Sandstorm
- cover of Sandstorm
- Author: Bruce R. Cordell, Jennifer Clarke-Wilkes, and JD Wiker
- Genre: Role-playing game
- Publisher: Wizards of the Coast
- Publication date: March 2005
- Media type: Print (Hardback)
- Pages: 224
- ISBN: 0-7869-3655-X
- OCLC: 58722791
- LC Class: GV1469.62.D84 D836 2000

= Sandstorm (Dungeons & Dragons) =

Dungeons & Dragons rulebook

Sandstorm is an optional supplemental source book for the 3.5 edition of the Dungeons & Dragons roleplaying game.

==Contents==
Sandstorm describes how Dungeon Masters can create adventures and even campaigns set in a desert or wasteland environment. The book details many hazards that are associated with real-life dangers to desert travelers.

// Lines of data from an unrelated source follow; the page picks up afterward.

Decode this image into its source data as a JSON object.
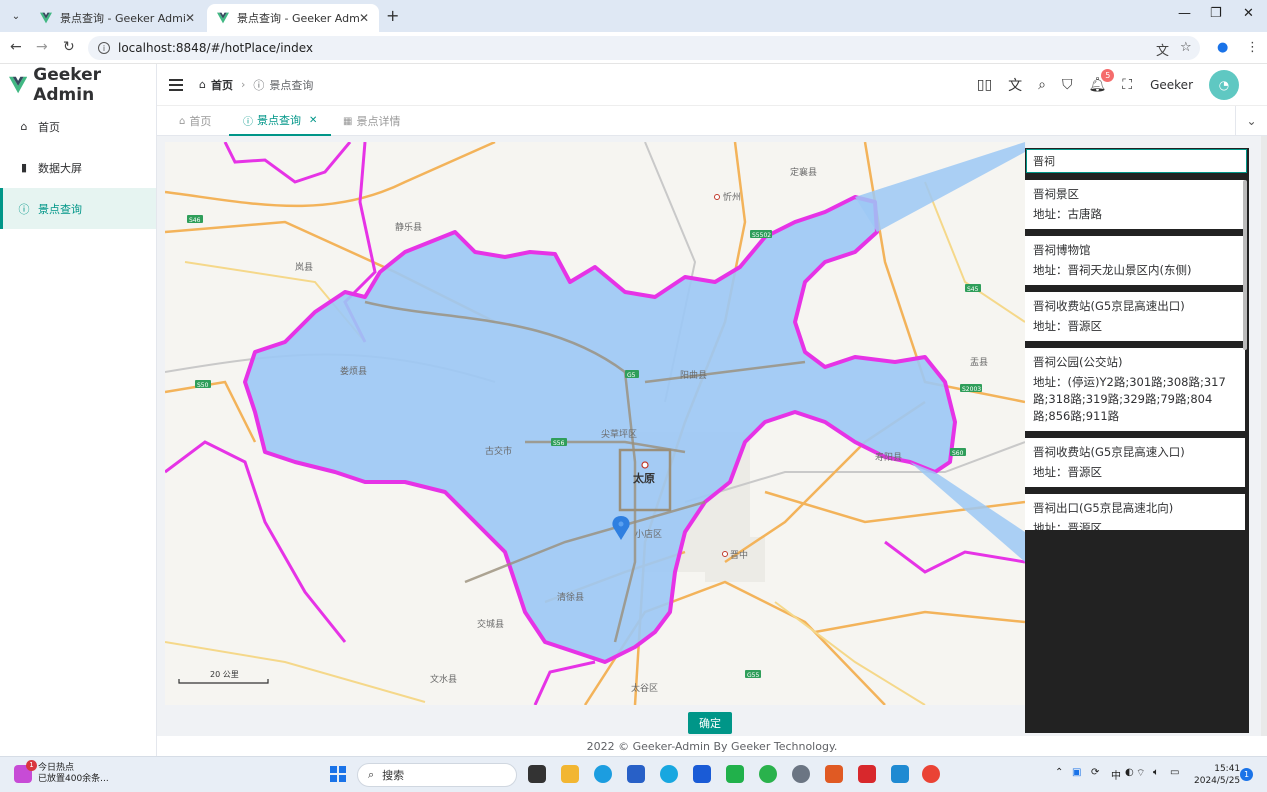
{
  "browser": {
    "tabs": [
      {
        "title": "景点查询 - Geeker Admin",
        "active": false
      },
      {
        "title": "景点查询 - Geeker Admin",
        "active": true
      }
    ],
    "url": "localhost:8848/#/hotPlace/index"
  },
  "app": {
    "logo_text": "Geeker Admin",
    "menu": [
      {
        "label": "首页",
        "icon": "home-icon",
        "active": false
      },
      {
        "label": "数据大屏",
        "icon": "bar-chart-icon",
        "active": false
      },
      {
        "label": "景点查询",
        "icon": "info-icon",
        "active": true
      }
    ],
    "breadcrumb": {
      "home": "首页",
      "current": "景点查询"
    },
    "header": {
      "username": "Geeker",
      "notification_count": "5"
    },
    "page_tabs": [
      {
        "label": "首页",
        "icon": "home-icon",
        "active": false
      },
      {
        "label": "景点查询",
        "icon": "info-icon",
        "active": true
      },
      {
        "label": "景点详情",
        "icon": "grid-icon",
        "active": false
      }
    ],
    "confirm_label": "确定",
    "footer": "2022 © Geeker-Admin By Geeker Technology."
  },
  "map": {
    "place_labels": {
      "taiyuan": "太原",
      "xinzhou": "忻州",
      "dingxiang": "定襄县",
      "jingle": "静乐县",
      "lan": "岚县",
      "loufan": "娄烦县",
      "yangqu": "阳曲县",
      "jiancaoping": "尖草坪区",
      "gujiao": "古交市",
      "xiaodian": "小店区",
      "qingxu": "清徐县",
      "jiaocheng": "交城县",
      "wenshui": "文水县",
      "taigu": "太谷区",
      "jinzhong": "晋中",
      "shouyang": "寿阳县",
      "yu": "盂县"
    },
    "road_shields": [
      "S46",
      "S5502",
      "S45",
      "S50",
      "G5",
      "S56",
      "S2003",
      "G55",
      "S60"
    ],
    "scale_label": "20 公里"
  },
  "search": {
    "value": "晋祠",
    "results": [
      {
        "name": "晋祠景区",
        "address": "地址：古唐路"
      },
      {
        "name": "晋祠博物馆",
        "address": "地址：晋祠天龙山景区内(东侧)"
      },
      {
        "name": "晋祠收费站(G5京昆高速出口)",
        "address": "地址：晋源区"
      },
      {
        "name": "晋祠公园(公交站)",
        "address": "地址：(停运)Y2路;301路;308路;317路;318路;319路;329路;79路;804路;856路;911路"
      },
      {
        "name": "晋祠收费站(G5京昆高速入口)",
        "address": "地址：晋源区"
      },
      {
        "name": "晋祠出口(G5京昆高速北向)",
        "address": "地址：晋源区"
      }
    ]
  },
  "taskbar": {
    "news_title": "今日热点",
    "news_sub": "已放置400余条...",
    "news_badge": "1",
    "search_placeholder": "搜索",
    "ime": "中",
    "time": "15:41",
    "date": "2024/5/25",
    "notify_count": "1"
  },
  "colors": {
    "accent": "#009688",
    "boundary": "#e633e6",
    "region_fill": "#9cc8f5"
  }
}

Furthermore, Sandstorm corrects many false ideas about deserts, such as the belief that quicksands are commonly found in the desert; the book explains that quicksands require water to form, and are usually found near an oasis, although quicksands are still rare even there. The book gives ideas for DMs as well as players in using new prestige classes and new races. In addition, book references several 3rd edition books, such as Deities and Demigods. At the beginning of the book, examples of wasteland areas found in the campaign settings of Greyhawk and the Forgotten Realms are given.

===Chapter summary===
1. The Waste: This describes the terrain and perils of the waste.
2. Races, Classes, and Feats: This adds the Asherati and Bhuka races, special rules for core classes, and new waste-based feats.
3. Prestige Classes: This introduces six new prestige classes, including the ashworm dragoon, the lord of tides, and the scorpion heritor.
4. Equipment: This details weapons, gears, and alchemical items common to desert explorers.
5. Magic: This introduces the concept of drift magic, new spells and new magic items.
6. Monsters of the Waste: This describes several new monsters native to the waste.
7. Adventure Sites: This describes some locales suitable for a waste campaign.

==Publication history==
Sandstorm was written by Bruce R. Cordell, Jennifer Clarke Wilkes, and JD Wiker, and was published in March 2005. Cover art was by Ben Thompson, with interior art by Steven Belledin, Matt Cavotta, Mitch Cotie, Ed Cox, Wayne England, David Hudnut, Dana Knutson, Doug Kovacs, Todd Lockwood, Chuck Lukacs, Jim Nelson, William O'Connor, Michael Phillippi, Steve Prescott, Wayne Reynolds, Ron Spencer, and Stephen Tappin.